Шрифт:
Так хорошо угрелись, приуютились, уже сон стал дышать прямо в глаза своим теплым сказочным дыханием, только поддаваться ему было нельзя: этот запрещал спать вместе.
Наконец услышали, как царапается ключ. Гуся перескочила в свою кровать, укуталась в одеяло.
– Спокойной ночи, Мышенька!
– Спокойной ночи, Гусенька!
Можно было и еще несколько слов прошептать друг другу: он все равно еще сто лет будет с замком возиться, пока чисто случайно ключ не окажется тем самым и отопрет дверь. Но лучше было заранее войти в роль спящих давно и крепко, так надежнее.
Гуся, как обычно, стала повторять про себя неправильные английские глаголы. Мыша, как всегда перед сном, запихала в рот угол пододеяльника и принялась жевать.
Все-таки вошел. Дверью хлопнул изо всех сил: наказывал за то, что долго не открывалась. И тут же в их комнату. Как положено. Запах свой мерзкий с собой принес: курева, водки, грязи. В казарме, где он солдат своих муштрует, так должно вонять.
– Спите, проститутки?!
И верхний свет врубил. Начиналась фаза «Ночной допрос в НКВД», ничего нового.
– Ну что, суки, улеглись? Отец усталый придет – насрать? Мать-проститутка сбежала, и эти туда же!
А сам внимательно вглядывается в лица дочерей: спят ли?

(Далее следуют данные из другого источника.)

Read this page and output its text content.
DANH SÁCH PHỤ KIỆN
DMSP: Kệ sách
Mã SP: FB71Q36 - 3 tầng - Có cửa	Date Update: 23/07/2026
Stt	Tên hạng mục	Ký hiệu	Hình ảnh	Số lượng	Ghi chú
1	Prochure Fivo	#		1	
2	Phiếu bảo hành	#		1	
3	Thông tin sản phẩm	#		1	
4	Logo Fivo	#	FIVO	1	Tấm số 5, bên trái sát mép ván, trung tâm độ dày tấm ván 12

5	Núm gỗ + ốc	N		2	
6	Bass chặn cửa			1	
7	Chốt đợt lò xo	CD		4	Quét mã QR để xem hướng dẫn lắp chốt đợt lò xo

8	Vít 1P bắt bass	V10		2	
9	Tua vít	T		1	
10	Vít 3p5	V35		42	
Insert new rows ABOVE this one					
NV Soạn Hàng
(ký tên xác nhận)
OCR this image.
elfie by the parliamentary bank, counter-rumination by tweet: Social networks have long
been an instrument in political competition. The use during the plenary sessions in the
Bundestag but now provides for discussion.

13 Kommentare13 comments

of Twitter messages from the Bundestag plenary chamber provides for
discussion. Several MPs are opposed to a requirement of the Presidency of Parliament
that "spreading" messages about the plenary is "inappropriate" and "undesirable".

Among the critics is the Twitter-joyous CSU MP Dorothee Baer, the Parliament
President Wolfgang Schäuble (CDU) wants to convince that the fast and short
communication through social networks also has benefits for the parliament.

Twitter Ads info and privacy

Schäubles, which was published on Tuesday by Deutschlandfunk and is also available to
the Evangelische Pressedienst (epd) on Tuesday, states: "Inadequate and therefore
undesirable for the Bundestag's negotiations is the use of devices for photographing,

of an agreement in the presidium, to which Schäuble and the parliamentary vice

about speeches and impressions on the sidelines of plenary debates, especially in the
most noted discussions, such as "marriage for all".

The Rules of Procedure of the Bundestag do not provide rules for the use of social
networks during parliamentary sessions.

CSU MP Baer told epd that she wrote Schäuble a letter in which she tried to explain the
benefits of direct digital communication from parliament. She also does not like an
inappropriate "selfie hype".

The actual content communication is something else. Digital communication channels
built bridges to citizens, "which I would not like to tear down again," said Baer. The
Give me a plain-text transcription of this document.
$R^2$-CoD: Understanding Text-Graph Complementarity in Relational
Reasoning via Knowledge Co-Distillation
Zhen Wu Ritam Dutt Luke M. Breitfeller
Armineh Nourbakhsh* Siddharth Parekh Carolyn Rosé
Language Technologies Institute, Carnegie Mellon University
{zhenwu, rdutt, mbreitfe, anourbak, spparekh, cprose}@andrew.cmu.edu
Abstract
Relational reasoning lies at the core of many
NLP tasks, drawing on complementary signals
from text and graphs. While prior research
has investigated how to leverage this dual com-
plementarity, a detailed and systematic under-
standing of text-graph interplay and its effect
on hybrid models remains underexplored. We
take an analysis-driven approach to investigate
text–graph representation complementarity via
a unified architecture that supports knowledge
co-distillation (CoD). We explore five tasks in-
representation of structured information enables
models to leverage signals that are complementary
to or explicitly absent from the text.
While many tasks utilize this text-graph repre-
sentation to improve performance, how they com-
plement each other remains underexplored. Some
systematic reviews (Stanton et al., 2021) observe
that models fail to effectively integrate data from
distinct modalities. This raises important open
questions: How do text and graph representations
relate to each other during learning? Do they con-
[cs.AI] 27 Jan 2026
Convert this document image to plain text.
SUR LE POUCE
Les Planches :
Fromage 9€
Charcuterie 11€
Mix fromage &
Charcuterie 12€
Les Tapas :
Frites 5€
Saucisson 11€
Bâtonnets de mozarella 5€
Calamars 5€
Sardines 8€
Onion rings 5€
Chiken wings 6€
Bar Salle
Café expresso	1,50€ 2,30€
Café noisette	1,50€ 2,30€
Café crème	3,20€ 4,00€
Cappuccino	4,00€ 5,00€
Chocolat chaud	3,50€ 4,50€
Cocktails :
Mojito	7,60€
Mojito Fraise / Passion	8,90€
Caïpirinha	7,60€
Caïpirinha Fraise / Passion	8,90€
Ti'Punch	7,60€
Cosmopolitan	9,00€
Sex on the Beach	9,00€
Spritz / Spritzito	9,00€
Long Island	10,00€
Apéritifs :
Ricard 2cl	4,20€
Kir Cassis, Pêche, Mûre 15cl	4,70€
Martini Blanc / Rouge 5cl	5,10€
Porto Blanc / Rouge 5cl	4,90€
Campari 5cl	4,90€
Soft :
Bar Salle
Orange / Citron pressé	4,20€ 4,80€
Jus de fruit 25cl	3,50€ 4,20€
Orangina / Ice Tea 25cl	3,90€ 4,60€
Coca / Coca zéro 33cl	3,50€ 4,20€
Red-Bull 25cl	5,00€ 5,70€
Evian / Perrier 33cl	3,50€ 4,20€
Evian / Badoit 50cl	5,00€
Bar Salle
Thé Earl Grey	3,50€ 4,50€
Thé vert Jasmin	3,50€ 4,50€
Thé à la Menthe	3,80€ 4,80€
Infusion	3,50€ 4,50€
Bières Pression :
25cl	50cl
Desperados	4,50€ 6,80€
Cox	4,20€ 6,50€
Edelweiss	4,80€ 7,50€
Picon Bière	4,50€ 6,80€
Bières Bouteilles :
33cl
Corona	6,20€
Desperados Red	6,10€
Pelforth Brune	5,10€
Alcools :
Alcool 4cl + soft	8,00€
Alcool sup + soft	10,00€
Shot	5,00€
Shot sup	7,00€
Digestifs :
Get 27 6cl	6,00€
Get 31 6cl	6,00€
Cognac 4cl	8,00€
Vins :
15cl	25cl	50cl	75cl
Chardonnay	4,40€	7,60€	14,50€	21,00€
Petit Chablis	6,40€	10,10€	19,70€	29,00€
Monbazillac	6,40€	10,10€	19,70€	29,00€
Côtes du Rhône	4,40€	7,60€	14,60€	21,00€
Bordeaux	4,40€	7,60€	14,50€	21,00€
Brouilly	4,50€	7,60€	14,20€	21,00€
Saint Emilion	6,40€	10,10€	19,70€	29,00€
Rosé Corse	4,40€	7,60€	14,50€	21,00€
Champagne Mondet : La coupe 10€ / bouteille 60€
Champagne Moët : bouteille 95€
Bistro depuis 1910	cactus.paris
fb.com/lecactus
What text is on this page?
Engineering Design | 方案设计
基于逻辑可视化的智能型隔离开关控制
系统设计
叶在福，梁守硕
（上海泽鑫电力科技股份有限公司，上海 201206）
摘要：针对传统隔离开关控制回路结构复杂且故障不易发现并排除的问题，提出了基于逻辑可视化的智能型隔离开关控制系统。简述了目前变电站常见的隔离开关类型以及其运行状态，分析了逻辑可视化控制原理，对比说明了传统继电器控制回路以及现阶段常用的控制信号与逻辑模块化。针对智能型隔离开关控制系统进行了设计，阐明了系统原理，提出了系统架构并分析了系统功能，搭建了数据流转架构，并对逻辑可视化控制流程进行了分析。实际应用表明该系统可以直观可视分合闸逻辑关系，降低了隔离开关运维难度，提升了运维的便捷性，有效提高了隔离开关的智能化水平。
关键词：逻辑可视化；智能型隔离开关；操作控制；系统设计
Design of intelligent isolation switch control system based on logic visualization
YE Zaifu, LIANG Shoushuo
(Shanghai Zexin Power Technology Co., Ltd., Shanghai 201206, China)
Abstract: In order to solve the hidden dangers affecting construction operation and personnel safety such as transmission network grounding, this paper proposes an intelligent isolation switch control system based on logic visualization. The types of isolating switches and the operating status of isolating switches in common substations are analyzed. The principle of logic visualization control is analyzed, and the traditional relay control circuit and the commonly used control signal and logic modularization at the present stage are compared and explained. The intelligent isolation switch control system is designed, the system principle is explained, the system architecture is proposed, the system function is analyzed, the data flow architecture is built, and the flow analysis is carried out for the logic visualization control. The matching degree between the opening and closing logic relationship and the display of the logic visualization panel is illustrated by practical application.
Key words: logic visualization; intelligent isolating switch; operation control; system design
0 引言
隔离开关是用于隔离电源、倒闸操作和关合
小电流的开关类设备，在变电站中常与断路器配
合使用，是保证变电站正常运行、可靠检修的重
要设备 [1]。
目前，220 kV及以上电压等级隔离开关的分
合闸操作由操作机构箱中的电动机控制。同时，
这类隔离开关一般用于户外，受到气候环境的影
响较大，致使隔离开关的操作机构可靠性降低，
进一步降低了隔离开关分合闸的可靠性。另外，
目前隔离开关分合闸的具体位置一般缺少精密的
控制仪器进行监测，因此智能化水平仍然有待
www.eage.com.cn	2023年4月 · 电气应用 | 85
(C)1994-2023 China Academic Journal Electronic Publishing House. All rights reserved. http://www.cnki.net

Если поверит, что уснули по-настоящему, беспробудно, поорет, пообзывается, натопчет у их кроватей уличной грязи и уйдет-таки на кухню жрать свой суп, оставив шлейф тоскливого перегарного запаха, который и до утра не выветрится. Ну и пусть, пусть. Потому что запах – это покой, грязь на полу – покой, сопение и чавканье, доносящиеся из кухни, – покой. Можно засыпать до утра на самом деле и просыпаться только от злого, как выстрел, хлопка двери, который в переводе мог бы означать лишь одно: «Ну, вечером смотрите у меня, проститутки!»
Но если кто-то из них выдаст себя дрожанием век или слишком страдальческой гримасой не сумевшего расслабиться лица, начнется самое страшное: всю ночь он будет топтать их покой, разрушать их маленький, с таким трудом каждый раз восстанавливаемый уютный мирок, безжалостно бить их привычными кулаками, а то и ногами в тяжеленных ботинках и плевать в души, разбивая вдребезги упрямую нежность к ушедшей матери и надежду на то, что их жизни имеют хоть какую-то ценность.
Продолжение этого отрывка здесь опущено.